Go Tell It On The Mountain

James Baldwin’s book: Go Tell It On The Mountain is a masterful work.

Set in three sections, the narrative weaves the struggle of a family and its individual components through their church lives, and their salvation or resistance to their salvation.

What happens around them and throughout their experience as black people, whether in the south or in the north, elevates the characters’ deep existence in God’s world. Their religious belief and expression is their answer to enduring senseless violence and unwarranted hatred threaded throughout their lives.

The themes of sin and redemption, or striving for redemption, of rage, and of being saved – yet still a sinner – is felt in each page, in each individual’s journey.

As the novel opens with the eldest son, John, recalling his family’s church rituals and ‘the sinners’ the family passes on their way to Sunday services, the reader peeks at the family’s life in Harlem through John’s eyes. John expresses embarrassment by the demeanor and characters of the ‘sinners’ they pass as the family walks the four blocks to their storefront church, where their father is a deacon. John’s brother Roy expresses amusement at the ‘sinners’ behavior he witnesses as they walk past, and he expresses an attraction to that life.

Snatches of gospel song and verse propel the narrative forward through the several main characters’ thoughts and experiences, while the women elders and other sisters of the church, hover in the background, or come forward in prayer for the characters’ collective and individual souls throughout.

Instances of the family’s reality in a white world are shown through several scenes, but do not overpower the narrative of these characters’ lives. The reader experiences the world of the various characters and their choices, but are left to make of it what they will as they are propelled through the pages in a sometimes raw and dreadful torment.

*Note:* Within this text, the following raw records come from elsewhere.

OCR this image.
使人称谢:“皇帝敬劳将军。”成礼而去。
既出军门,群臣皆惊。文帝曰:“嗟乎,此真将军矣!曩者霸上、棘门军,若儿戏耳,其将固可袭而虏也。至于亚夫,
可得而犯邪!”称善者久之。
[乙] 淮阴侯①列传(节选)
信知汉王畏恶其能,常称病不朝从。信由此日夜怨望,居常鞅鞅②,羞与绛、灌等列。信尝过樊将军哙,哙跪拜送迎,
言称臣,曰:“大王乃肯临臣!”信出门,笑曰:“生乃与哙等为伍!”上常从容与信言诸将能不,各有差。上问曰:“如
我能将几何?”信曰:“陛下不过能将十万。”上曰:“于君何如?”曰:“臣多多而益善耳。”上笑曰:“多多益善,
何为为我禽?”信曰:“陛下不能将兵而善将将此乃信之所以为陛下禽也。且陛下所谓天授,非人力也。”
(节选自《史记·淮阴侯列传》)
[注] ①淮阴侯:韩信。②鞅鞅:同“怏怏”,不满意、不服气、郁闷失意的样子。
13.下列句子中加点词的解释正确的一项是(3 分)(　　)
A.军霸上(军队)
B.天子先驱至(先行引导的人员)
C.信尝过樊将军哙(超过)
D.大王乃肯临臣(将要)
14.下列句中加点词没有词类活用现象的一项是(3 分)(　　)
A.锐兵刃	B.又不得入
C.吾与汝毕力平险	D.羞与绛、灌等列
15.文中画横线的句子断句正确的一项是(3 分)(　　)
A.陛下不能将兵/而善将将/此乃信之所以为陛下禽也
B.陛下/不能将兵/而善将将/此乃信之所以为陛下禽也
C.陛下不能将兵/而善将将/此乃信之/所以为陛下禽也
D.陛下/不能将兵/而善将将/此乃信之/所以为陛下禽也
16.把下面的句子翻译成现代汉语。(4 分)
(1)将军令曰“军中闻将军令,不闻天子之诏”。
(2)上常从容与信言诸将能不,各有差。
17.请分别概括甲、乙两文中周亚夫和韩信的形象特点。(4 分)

The narrative compels the reader to bear witness – to understand the requirements of God to these characters – a forsaken people and their cries into the wilderness. The reader is kept rooted in each character’s living reality outside of the church, while unfurling a deep sense of these lives, and in the lives of their community through their spiritual connections and disconnections, and knowledge that their nearness to God is their only succor inside or outside of the human world.